Cardiovascular-tissue-on-a-chip to study crosstalk between hemodynamics and cell-cell signalling in tissue engineering outcome

Cell-cell communication and the response of cells to hemodynamics are important contributors to early tissue formation and late homeostasis of tissue engineered heart valves. To be able to study these contributors and the interaction between hemodynamics and cell-cell communication, we have set up a ‘cardiovascular-tissue-on-a-chip’ model system. The chip consists of a silicon device based upon the lung- or gut-on-a-chip system, with two juxtaposed culture channels, separated by a porous membrane. This device enables independent control over 5 factors in the complex system of cell-cell communication under hemodynamics: the stretch, fluid flow shear stress, the two cell types involved and the contact interface between these two cell types (pore size and porosity).

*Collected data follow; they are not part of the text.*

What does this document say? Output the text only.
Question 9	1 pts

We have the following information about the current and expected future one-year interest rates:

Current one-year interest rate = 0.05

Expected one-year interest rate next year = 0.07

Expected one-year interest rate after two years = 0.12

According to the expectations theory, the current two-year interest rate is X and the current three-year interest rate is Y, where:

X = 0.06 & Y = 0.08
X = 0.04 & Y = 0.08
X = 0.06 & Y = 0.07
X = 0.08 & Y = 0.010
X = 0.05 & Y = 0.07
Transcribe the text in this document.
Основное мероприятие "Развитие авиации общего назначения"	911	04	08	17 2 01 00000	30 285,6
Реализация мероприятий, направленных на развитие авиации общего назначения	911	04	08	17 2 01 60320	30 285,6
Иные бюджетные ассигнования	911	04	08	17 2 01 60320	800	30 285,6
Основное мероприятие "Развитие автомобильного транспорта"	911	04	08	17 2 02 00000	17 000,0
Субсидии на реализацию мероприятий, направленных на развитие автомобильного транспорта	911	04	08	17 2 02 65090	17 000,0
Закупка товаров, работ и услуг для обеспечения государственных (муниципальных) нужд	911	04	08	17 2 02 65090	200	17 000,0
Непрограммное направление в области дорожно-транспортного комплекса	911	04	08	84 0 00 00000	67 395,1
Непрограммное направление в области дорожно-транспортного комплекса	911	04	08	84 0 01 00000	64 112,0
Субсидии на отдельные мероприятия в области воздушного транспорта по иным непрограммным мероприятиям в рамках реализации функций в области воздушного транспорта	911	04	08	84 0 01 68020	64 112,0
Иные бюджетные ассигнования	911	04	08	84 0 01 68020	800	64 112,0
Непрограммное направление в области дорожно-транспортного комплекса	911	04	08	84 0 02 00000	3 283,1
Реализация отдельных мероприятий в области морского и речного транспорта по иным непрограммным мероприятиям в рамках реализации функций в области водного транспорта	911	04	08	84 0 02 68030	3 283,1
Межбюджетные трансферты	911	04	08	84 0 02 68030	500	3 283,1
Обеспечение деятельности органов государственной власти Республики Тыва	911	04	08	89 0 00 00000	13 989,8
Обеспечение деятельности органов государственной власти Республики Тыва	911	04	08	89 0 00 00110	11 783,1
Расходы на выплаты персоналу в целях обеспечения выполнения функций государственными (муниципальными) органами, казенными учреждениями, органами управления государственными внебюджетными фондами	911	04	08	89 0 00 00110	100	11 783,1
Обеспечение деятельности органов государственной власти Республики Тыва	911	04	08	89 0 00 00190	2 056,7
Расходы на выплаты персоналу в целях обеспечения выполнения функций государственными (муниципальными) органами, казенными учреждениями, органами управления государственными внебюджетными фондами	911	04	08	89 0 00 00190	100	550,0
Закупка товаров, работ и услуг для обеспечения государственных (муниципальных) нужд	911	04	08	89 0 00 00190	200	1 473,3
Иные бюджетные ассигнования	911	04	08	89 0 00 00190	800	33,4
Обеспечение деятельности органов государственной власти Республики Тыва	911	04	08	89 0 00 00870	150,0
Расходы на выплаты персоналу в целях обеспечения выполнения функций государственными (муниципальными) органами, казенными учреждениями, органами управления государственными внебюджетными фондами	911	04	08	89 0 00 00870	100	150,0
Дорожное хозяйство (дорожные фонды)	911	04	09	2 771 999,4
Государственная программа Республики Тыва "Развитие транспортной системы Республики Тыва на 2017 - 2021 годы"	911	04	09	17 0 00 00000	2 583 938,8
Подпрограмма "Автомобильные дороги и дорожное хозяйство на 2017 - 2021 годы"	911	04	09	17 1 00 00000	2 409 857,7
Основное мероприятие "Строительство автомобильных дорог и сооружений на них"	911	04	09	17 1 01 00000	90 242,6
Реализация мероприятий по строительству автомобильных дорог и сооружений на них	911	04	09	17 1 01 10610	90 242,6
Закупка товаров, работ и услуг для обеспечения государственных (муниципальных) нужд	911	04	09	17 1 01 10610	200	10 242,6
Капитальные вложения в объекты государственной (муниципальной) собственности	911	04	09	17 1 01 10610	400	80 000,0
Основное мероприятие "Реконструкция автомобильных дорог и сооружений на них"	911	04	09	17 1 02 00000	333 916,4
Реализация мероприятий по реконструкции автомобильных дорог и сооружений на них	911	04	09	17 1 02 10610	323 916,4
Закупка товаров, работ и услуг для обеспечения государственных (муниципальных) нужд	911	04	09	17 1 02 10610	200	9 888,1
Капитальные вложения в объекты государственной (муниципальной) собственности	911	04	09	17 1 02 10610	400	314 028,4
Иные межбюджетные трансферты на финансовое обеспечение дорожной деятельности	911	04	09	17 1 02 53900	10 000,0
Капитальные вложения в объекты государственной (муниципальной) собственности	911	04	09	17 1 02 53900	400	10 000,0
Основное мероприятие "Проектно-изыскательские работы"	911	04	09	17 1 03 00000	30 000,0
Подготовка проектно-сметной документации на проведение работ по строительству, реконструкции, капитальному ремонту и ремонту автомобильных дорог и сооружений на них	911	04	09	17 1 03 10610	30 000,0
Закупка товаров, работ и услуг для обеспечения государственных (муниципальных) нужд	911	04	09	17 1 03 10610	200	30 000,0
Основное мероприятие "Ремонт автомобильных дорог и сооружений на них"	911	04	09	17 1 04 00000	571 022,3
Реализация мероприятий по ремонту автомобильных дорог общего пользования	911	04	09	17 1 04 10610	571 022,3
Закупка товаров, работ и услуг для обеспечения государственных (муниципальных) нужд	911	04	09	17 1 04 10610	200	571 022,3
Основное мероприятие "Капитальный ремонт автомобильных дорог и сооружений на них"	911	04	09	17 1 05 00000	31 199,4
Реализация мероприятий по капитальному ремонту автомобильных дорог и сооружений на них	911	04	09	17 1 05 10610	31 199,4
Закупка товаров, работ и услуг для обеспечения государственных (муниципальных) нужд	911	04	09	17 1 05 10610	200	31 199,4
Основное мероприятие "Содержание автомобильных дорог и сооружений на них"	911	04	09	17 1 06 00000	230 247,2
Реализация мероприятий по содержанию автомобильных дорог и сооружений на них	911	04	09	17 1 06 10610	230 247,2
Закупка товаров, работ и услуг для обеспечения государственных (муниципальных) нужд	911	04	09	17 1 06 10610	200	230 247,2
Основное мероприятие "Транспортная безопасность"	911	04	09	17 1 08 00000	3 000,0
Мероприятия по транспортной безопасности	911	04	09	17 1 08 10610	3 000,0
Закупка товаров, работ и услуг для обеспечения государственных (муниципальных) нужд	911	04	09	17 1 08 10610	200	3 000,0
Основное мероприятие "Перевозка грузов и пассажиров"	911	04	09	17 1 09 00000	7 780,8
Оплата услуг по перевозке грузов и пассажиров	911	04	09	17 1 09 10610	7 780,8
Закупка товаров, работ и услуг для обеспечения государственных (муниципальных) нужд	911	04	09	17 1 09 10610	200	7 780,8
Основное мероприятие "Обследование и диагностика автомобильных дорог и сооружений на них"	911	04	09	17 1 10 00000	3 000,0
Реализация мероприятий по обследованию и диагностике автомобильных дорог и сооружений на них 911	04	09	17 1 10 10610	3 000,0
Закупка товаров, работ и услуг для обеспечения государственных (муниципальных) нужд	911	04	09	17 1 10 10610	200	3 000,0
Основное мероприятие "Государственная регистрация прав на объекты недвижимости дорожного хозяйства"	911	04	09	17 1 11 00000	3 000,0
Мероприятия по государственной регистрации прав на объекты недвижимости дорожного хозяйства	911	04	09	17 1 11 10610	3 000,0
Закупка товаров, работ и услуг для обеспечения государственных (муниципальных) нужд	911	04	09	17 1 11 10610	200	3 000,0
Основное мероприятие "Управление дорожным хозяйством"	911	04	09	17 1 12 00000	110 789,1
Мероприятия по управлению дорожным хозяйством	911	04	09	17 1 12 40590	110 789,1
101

Currently we have reconstituted a vessel wall model in this system, by culturing aortic endothelial cells and aortic smooth muscle cells in the chip. The cells are capable of cell contact based upon cell- cell signalling and visual confirmation of contacts. Hemodynamic loading induces cellular reorientation in the culture channels. In addition, the cells can be immunostained or isolated separately after culturing for further molecular analysis by qPCR to characterize transcriptional programs dependent upon hemodynamic loading and cell-cell signalling, revealing a CD31/VWF positive endothelial channel and an ACTA2 positive smooth muscle channel.

Notch signalling is a cell-cell communication pathway consisting of 4 canonical different receptors (e.g. Notch1) and 5 ligands (e.g. Jagged1). This pathway is essential in cardiovascular development, including the heart valve. Notch1 mutations can lead to bicuspid aortic valves or calcific aortic disease, whereas Jagged1 or Notch2 can cause Alagille syndrome, leading to pulmonic valve stenosis. Using a heart-valve-on-a-chip to study valvular endothelial cell-interstitial cell interactions under hemodynamic loading, we aim to further the understanding of the role of Notch signalling in heart valve development, heart valve pathology, and possibly improve tissue engineered heart valve outcomes.